A key feature of the Styx Grid Service design is the ability to stream
data directly between remote service instances. The simplest way to
achieve this is as follows: The underlying executables are written so
that they read data from their standard input stream and write data to
their standard output, in the manner of a Unix filter. If the
executables were running on the same machine, the output of one could
be streamed into the input of the other using the pipe operator (e.g.
"prog1 | prog2").

When the executables are wrapped as Styx Grid Services the downstream
service can be instructed to read its input data from the output
stream of the upstream service by writing the URL of the output stream
into the stdin file of the downstream service before the downstream
service is started (step 5 in section 3.2). Note that any URL can be
specified as the input source for an SGS, including HTTP and FTP URLs;
GridFTP support will be added in future. This allows SGSs to be used
with other remote service types and data sources. 

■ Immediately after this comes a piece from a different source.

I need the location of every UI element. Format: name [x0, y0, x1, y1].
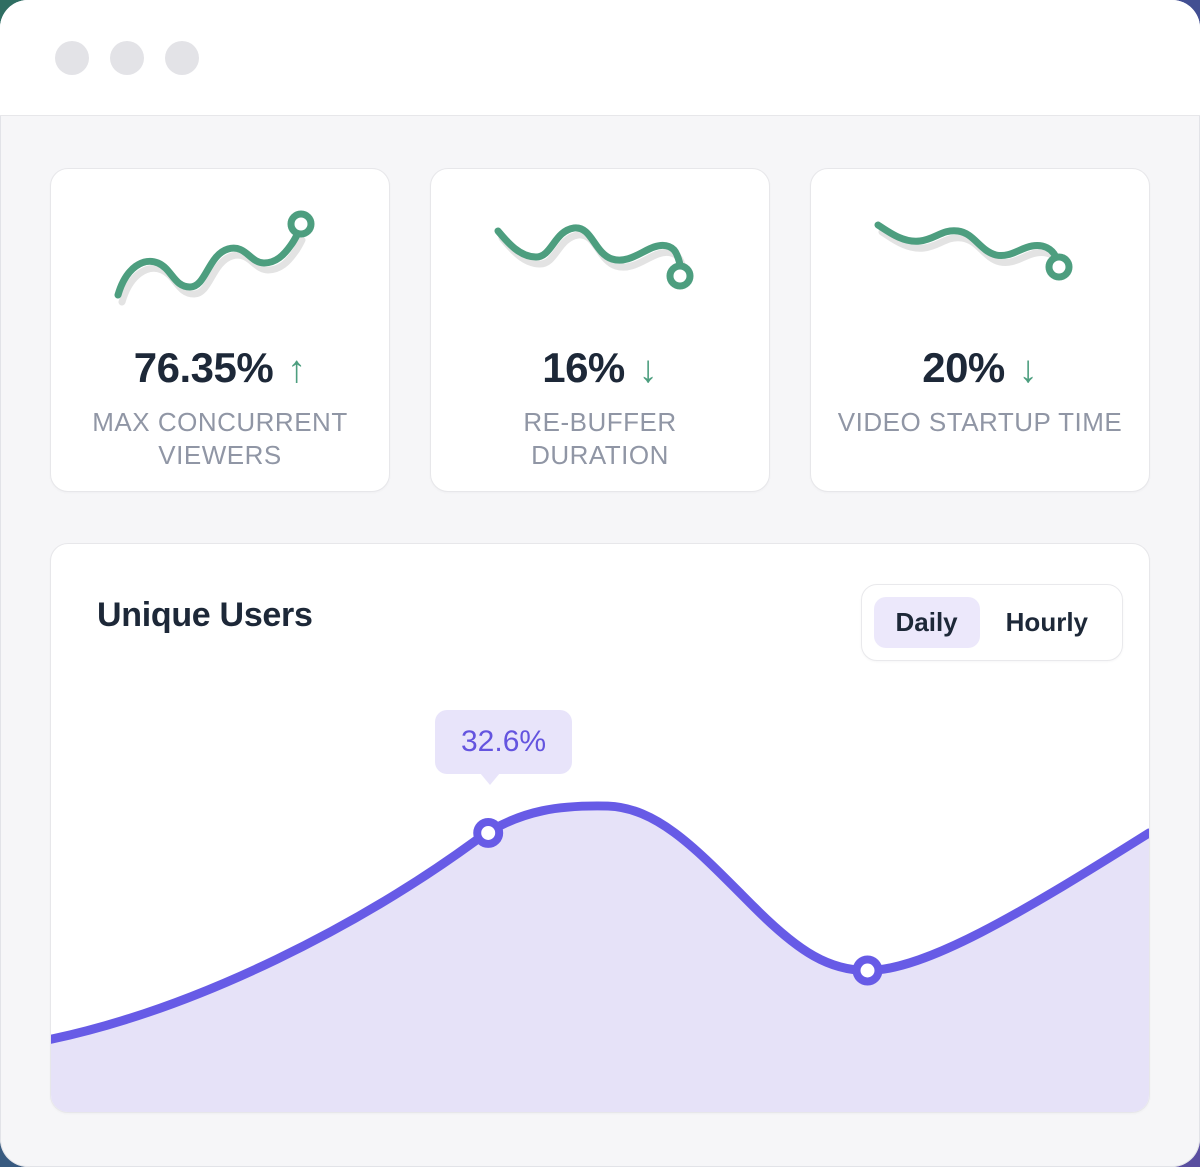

*** The URL is a simply a pointer to a data source and the downstream
*** service does not care whether it represents a live data stream or
*** a pre-existing file. 
[emphasis added]
*** An important feature of data streaming is that a chain of services
*** can execute concurrently: downstream services can start processing
*** data while upstream services are still in progress. This can lead
*** to large performance increases over systems that use intermediate
*** files to transport data between services (in which the upstream
*** service generally has to finish before the downstream service can
*** start).

It is also possible to expose other output files as streams: the SGS
wrapper monitors these files, looking for changes to their length as
the service is running. In this way a service can effectively output
many streams of data in addition to the standard output and error
streams.